Pocos minutos después de las doce, el Papa Francisco volvía a aparecer en el balcón central de la Plaza de San Pedro para impartir la tradicional bendición Urbi et Orbi, propia del Domingo de Resurrección. Visiblemente sofocado, casi sin voz y en silla de ruedas, aunque sin la cánula nasal conectada al oxígeno que ha llevado en otras recientes apariciones, el Pontífice se dirigió a los fieles con un escueto «feliz Pascua a todos».
El saludo fue respondido con una calurosa ovación de las más de 35.000 personas congregadas en la Plaza, mucho más llena que en las últimas celebraciones después de que a lo largo del Sábado Santo se especulase con la posible aparición del Papa, cuyo frágil estado de salud le había impedido participar en las celebraciones del Triduo Pascual.
La evidente falta de fuerza del Pontífice obligó al ceremoniero de la Santa Sede, monseñor Ravelli, a leer su mensaje, en el que Francisco realizó un firme llamamiento a la paz y denunció «la carrera general hacia el rearme».«La paz no es posible sin un verdadero desarme: la exigencia que cada pueblo tiene de proveer a su propia defensa no puede transformarse en una carrera general al rearme», reclamó Francisco.
Y, de forma explícita, exclamó: «Hago un llamamiento a cuantos tienen responsabilidades políticas a no ceder a la lógica del miedo que aísla, sino a usar los recursos disponibles para ayudar a los necesitados, combatir el hambre y promover iniciativas que impulsen el desarrollo. Estas son las ‘armas’ de la paz: las que construyen el futuro, en lugar de sembrar muerte». Además, pidió aprovechar la Pascua «para liberar a los prisioneros de guerra y a los presos políticos».
En su mensaje, el Sucesor de Pedro tuvo también palabras contra el aborto y la eutanasia, al recordar que «¡Dios nos ha creado para la vida y quiere que la humanidad resucite! A sus ojos toda vida es preciosa, tanto la del niño en el vientre de su madre, como la del anciano o la del enfermo, considerados en un número creciente de países como personas a descartar». Además, denunció la «violencia que percibimos a menudo también en las familias, contra las mujeres o los niños. Cuánto desprecio se tiene a veces hacia los más débiles, los marginados y los migrantes». Y pidió a los fieles «volver a confiar en los demás –incluso en quien no nos es cercano o proviene de tierras lejanas, con costumbres, estilos de vida, ideas y hábitos diferentes de los que a nosotros nos resultan más familiares–; pues todos somos hijos de Dios».
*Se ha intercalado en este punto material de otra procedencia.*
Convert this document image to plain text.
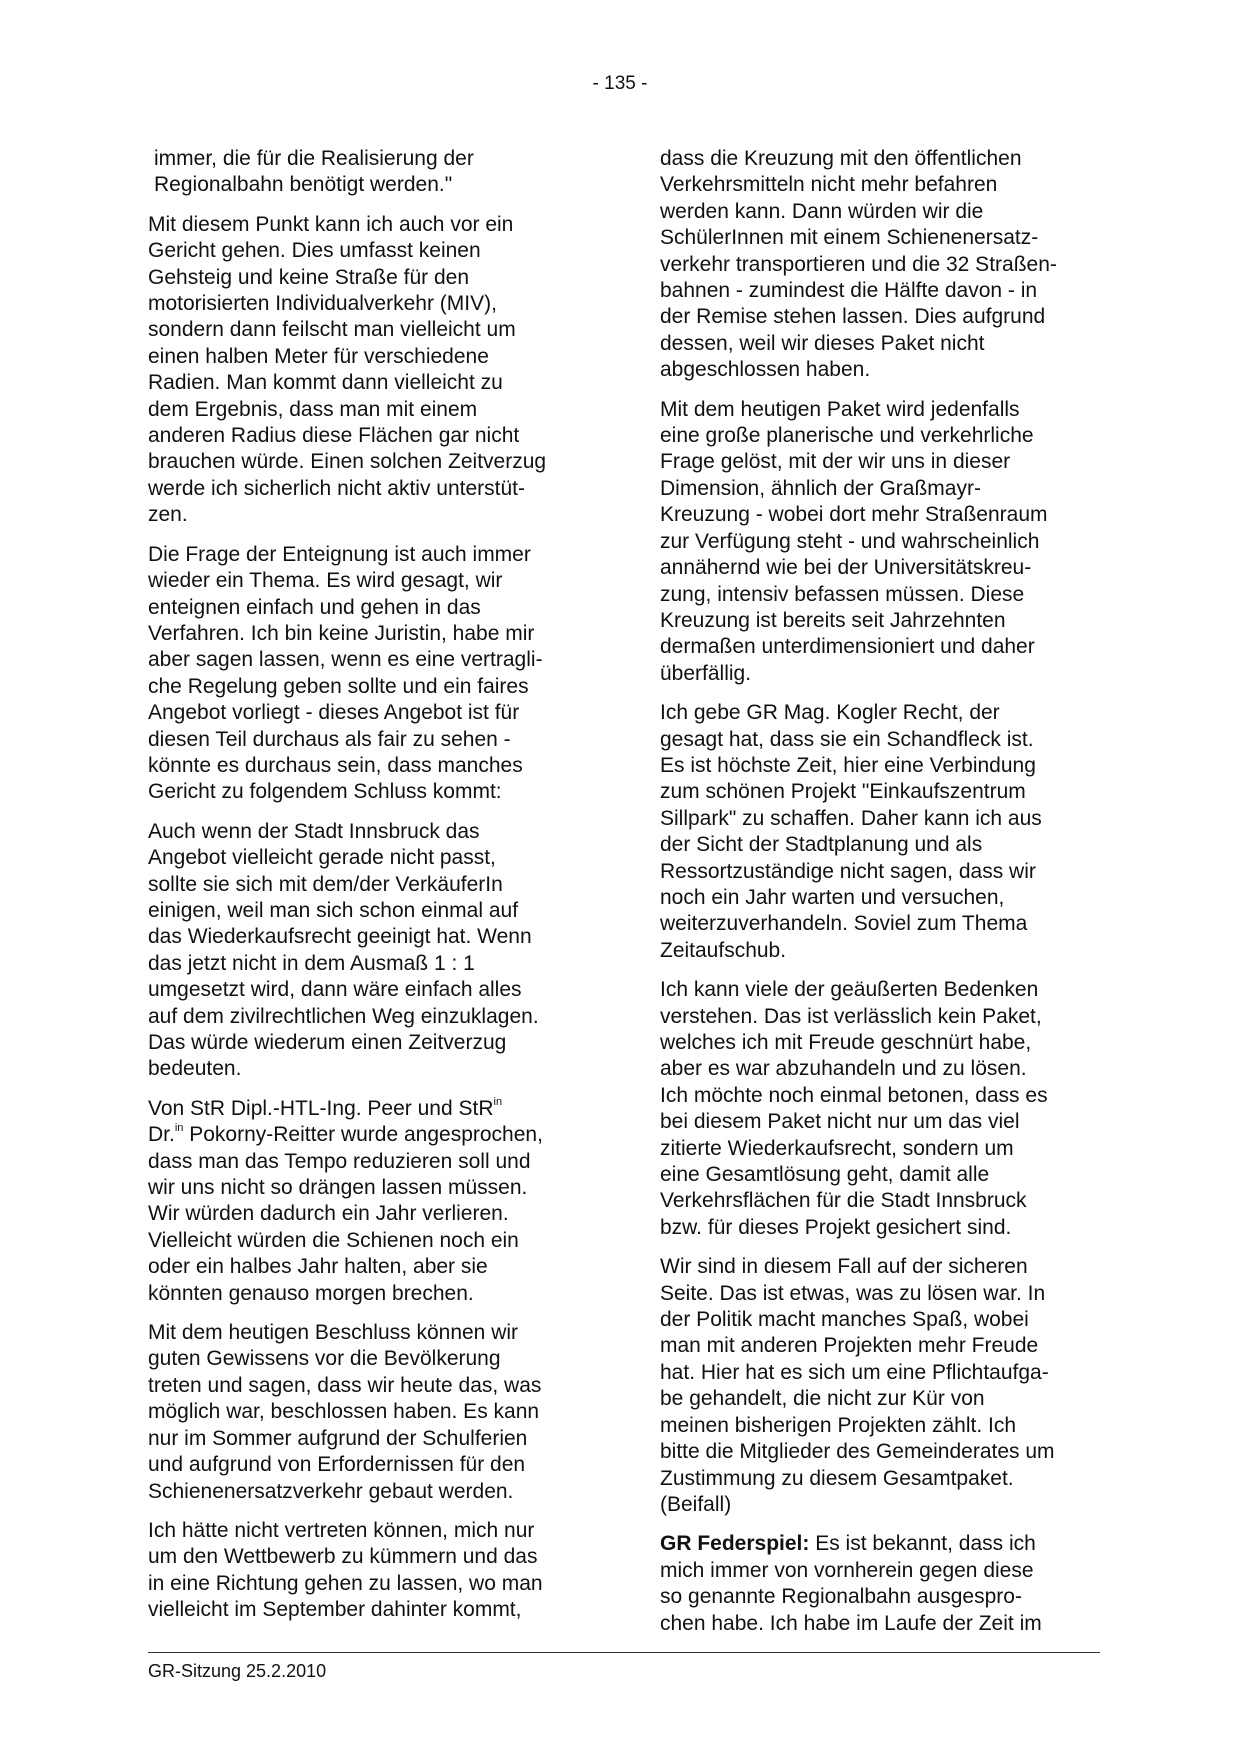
- 135 -

immer, die für die Realisierung der
Regionalbahn benötigt werden."

Mit diesem Punkt kann ich auch vor ein
Gericht gehen. Dies umfasst keinen
Gehsteig und keine Straße für den
motorisierten Individualverkehr (MIV),
sondern dann feilscht man vielleicht um
einen halben Meter für verschiedene
Radien. Man kommt dann vielleicht zu
dem Ergebnis, dass man mit einem
anderen Radius diese Flächen gar nicht
brauchen würde. Einen solchen Zeitverzug
werde ich sicherlich nicht aktiv unterstüt-
zen.

Die Frage der Enteignung ist auch immer
wieder ein Thema. Es wird gesagt, wir
enteignen einfach und gehen in das
Verfahren. Ich bin keine Juristin, habe mir
aber sagen lassen, wenn es eine vertragli-
che Regelung geben sollte und ein faires
Angebot vorliegt - dieses Angebot ist für
diesen Teil durchaus als fair zu sehen -
könnte es durchaus sein, dass manches
Gericht zu folgendem Schluss kommt:

Auch wenn der Stadt Innsbruck das
Angebot vielleicht gerade nicht passt,
sollte sie sich mit dem/der VerkäuferIn
einigen, weil man sich schon einmal auf
das Wiederkaufsrecht geeinigt hat. Wenn
das jetzt nicht in dem Ausmaß 1 : 1
umgesetzt wird, dann wäre einfach alles
auf dem zivilrechtlichen Weg einzuklagen.
Das würde wiederum einen Zeitverzug
bedeuten.

Von StR Dipl.-HTL-Ing. Peer und StR$^{in}$
Dr.$^{in}$ Pokorny-Reitter wurde angesprochen,
dass man das Tempo reduzieren soll und
wir uns nicht so drängen lassen müssen.
Wir würden dadurch ein Jahr verlieren.
Vielleicht würden die Schienen noch ein
oder ein halbes Jahr halten, aber sie
könnten genauso morgen brechen.

Mit dem heutigen Beschluss können wir
guten Gewissens vor die Bevölkerung
treten und sagen, dass wir heute das, was
möglich war, beschlossen haben. Es kann
nur im Sommer aufgrund der Schulferien
und aufgrund von Erfordernissen für den
Schienenersatzverkehr gebaut werden.

Ich hätte nicht vertreten können, mich nur
um den Wettbewerb zu kümmern und das
in eine Richtung gehen zu lassen, wo man
vielleicht im September dahinter kommt,

dass die Kreuzung mit den öffentlichen
Verkehrsmitteln nicht mehr befahren
werden kann. Dann würden wir die
SchülerInnen mit einem Schienenersatz-
verkehr transportieren und die 32 Straßen-
bahnen - zumindest die Hälfte davon - in
der Remise stehen lassen. Dies aufgrund
dessen, weil wir dieses Paket nicht
abgeschlossen haben.

Mit dem heutigen Paket wird jedenfalls
eine große planerische und verkehrliche
Frage gelöst, mit der wir uns in dieser
Dimension, ähnlich der Graßmayr-
Kreuzung - wobei dort mehr Straßenraum
zur Verfügung steht - und wahrscheinlich
annähernd wie bei der Universitätskreu-
zung, intensiv befassen müssen. Diese
Kreuzung ist bereits seit Jahrzehnten
dermaßen unterdimensioniert und daher
überfällig.

Ich gebe GR Mag. Kogler Recht, der
gesagt hat, dass sie ein Schandfleck ist.
Es ist höchste Zeit, hier eine Verbindung
zum schönen Projekt "Einkaufszentrum
Sillpark" zu schaffen. Daher kann ich aus
der Sicht der Stadtplanung und als
Ressortzuständige nicht sagen, dass wir
noch ein Jahr warten und versuchen,
weiterzuverhandeln. Soviel zum Thema
Zeitaufschub.

Ich kann viele der geäußerten Bedenken
verstehen. Das ist verlässlich kein Paket,
welches ich mit Freude geschnürt habe,
aber es war abzuhandeln und zu lösen.
Ich möchte noch einmal betonen, dass es
bei diesem Paket nicht nur um das viel
zitierte Wiederkaufsrecht, sondern um
eine Gesamtlösung geht, damit alle
Verkehrsflächen für die Stadt Innsbruck
bzw. für dieses Projekt gesichert sind.

Wir sind in diesem Fall auf der sicheren
Seite. Das ist etwas, was zu lösen war. In
der Politik macht manches Spaß, wobei
man mit anderen Projekten mehr Freude
hat. Hier hat es sich um eine Pflichtaufga-
be gehandelt, die nicht zur Kür von
meinen bisherigen Projekten zählt. Ich
bitte die Mitglieder des Gemeinderates um
Zustimmung zu diesem Gesamtpaket.
(Beifall)

GR Federspiel: Es ist bekannt, dass ich
mich immer von vornherein gegen diese
so genannte Regionalbahn ausgespro-
chen habe. Ich habe im Laufe der Zeit im

GR-Sitzung 25.2.2010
El mensaje del Obispo de Roma, a quien se podía ver casi jadeante mientras el ceremoniero leía el texto, repasó con especial emoción los distintos conflictos en los que la «voluntad de muerte» asola el mundo. «Me siento cercano al sufrimiento de los cristianos en Palestina y en Israel, así como a todo el pueblo israelí y a todo el pueblo palestino», comenzó enumerando. Y denunció «el creciente clima de antisemitismo que se está difundiendo por todo el mundo», así como «el terrible conflicto de Gaza» que «sigue llevando muerte y destrucción, y provocando una dramática e indigna crisis humanitaria». «Apelo a las partes beligerantes: que cese el fuego, que se liberen los rehenes y se preste ayuda a la gente, que tiene hambre y que aspira a un futuro de paz», manifestó.
Asimismo, Francisco tuvo palabras para las comunidades cristianas del Líbano y Siria, y para las víctimas de los conflictos en Yemen, el Cáucaso Meridional, Armenia y Azerbaiyán, Birmania, los Balcanes occidentales, la República Democrática del Congo, Sudán y Sudán del Sur, el Sahel, el Cuerno de África y la Región de los Grandes Lagos, así como para todos los cristianos «que en muchos lugares no pueden profesar libremente su fe». Porque «allí donde no hay libertad religiosa o libertad de pensamiento y de palabra, ni respeto de las opiniones ajenas, la paz no es posible», señaló Francisco en su mensaje.
Tras dejarse ponerse la estola, con una visible dificultad de movimientos, el Santo Padre terminó por realizar la solemne bendición a la ciudad y al mundo, muy brevemente y a media voz.